Facebook has deleted seventeen Spanish pages from the far right with a whopping 1.4 million followers, says ElDiario.es here. These include Unidad Nacional Española, Todos Contra Podemos and Lucha Por España.

If one person says it's raining, and another says it isn't, your job as a journalist is not to give them equal time, but to look out of the fucking window. (Facebook meme)

Ecology:

From El Salto Diario here: ‘These are the ten companies that contribute the most to climate change in Spain’.

El Español helps you find how much sugar is hidden in the labelling on your supermarket food.

Various:

A life-sized doll made to look like the exiled Catalonian leader Carles Puigdemont was shot and burned in the annual fiesta in the Seville town of Coripe in what they describe as a tradition (but the Catalonian media consider ‘a provocation’).
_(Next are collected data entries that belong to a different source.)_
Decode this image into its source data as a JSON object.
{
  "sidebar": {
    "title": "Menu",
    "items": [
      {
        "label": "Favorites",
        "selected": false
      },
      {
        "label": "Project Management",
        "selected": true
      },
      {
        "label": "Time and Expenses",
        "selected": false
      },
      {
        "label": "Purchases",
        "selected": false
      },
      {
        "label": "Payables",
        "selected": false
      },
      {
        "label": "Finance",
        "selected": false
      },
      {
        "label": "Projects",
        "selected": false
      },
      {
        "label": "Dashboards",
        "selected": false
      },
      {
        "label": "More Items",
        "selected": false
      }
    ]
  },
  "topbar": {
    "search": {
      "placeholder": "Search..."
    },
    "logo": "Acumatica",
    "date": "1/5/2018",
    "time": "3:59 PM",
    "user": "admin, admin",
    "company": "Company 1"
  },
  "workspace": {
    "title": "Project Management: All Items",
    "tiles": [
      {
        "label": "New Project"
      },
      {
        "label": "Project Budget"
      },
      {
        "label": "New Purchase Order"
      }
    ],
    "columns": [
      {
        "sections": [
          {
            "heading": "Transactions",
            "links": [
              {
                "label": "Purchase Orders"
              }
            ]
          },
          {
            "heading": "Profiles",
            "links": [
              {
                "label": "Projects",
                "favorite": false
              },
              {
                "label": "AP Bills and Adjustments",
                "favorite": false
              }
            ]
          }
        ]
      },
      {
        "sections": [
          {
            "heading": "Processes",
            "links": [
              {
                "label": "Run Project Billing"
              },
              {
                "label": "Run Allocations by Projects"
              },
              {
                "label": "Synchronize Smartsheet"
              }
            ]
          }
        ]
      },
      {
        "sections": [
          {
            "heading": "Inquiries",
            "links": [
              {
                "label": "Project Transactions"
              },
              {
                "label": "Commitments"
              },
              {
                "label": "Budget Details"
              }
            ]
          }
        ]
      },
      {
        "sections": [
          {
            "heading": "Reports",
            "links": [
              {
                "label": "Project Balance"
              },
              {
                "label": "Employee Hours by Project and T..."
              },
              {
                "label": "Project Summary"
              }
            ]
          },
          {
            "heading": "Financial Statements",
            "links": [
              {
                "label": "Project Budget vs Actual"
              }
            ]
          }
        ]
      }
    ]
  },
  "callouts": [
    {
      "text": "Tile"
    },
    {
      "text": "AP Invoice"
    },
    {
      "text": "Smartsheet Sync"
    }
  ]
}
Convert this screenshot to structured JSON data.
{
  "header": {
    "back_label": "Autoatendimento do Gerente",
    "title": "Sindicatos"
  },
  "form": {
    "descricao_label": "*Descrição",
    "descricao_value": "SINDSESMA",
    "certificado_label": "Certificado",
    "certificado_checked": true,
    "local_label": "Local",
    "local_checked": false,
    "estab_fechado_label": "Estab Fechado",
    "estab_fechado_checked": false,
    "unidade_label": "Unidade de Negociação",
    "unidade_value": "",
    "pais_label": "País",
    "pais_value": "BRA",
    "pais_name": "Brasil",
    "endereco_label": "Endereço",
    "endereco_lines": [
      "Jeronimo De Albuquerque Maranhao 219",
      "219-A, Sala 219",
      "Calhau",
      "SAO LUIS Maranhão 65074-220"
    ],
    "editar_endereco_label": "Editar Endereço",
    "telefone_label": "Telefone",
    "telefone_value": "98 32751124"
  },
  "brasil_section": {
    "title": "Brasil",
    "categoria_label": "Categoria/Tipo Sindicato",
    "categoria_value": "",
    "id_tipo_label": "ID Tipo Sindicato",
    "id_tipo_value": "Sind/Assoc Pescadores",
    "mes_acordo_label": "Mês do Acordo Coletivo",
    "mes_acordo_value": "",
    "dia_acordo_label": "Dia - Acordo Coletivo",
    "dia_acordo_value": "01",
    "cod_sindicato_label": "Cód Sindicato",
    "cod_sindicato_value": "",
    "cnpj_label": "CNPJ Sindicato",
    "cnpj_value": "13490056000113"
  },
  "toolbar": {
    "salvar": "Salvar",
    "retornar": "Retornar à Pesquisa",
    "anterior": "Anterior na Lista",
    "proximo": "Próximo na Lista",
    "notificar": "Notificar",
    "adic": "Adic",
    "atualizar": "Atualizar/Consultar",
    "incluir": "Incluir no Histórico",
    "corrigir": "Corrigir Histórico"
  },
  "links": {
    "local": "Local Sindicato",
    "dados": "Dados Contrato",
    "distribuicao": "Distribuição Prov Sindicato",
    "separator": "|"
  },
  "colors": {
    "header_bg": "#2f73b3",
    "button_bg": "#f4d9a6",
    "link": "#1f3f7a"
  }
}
El Español reports here. The mayor was unrepentant ‘We also burn Arabs’, he tells Onda Cero. A video and the story are here at La Vanguardia.

Why do the good people of Vigo refer to their neighbours from La Coruña as ‘turcos’? Why do Spaniards call Catalonians ‘polacos’? A few more of these rude terms are at Wiki here. All, ahem, used in good fun, no doubt.

El País looks at the politics of hatred here.

Vox doesn’t like the reporting on LaSexta and says it intends to close it down when elected.

‘Pontevedra is about to host a huge international athletics event and the council has gone to the lengths of producing an impressively long and detailed supplement for the local press, plus of course an internet version. Not only that . . . It's all translated into English. And I was delighted to see that this had been given the once-over by a native speaker. Not. Just joshing. I would write (again) to the mayor, offering my services for free. But I know my letter would be ignored. Go figure, as the Americans say’. Colin Davies has fun here.

‘The British theatrical director Peter Brook wins the 2019 ‘Princess of Asturias Award for the Arts’. A legend of the world scene, his mythical productions 'Marat-Sade' and 'Mahabharata' marked a before and an after in the history of modern theatre’. El País reports on the triumph here.

See Spain:

El País brings us ten lesser-known walled Spanish towns here.

Finally:

Chef José Andrés from New York’s Little Spain Market made a tortilla for American viewers on the Jimmy Fallon show. Lots of fun. The video is on YouTube here.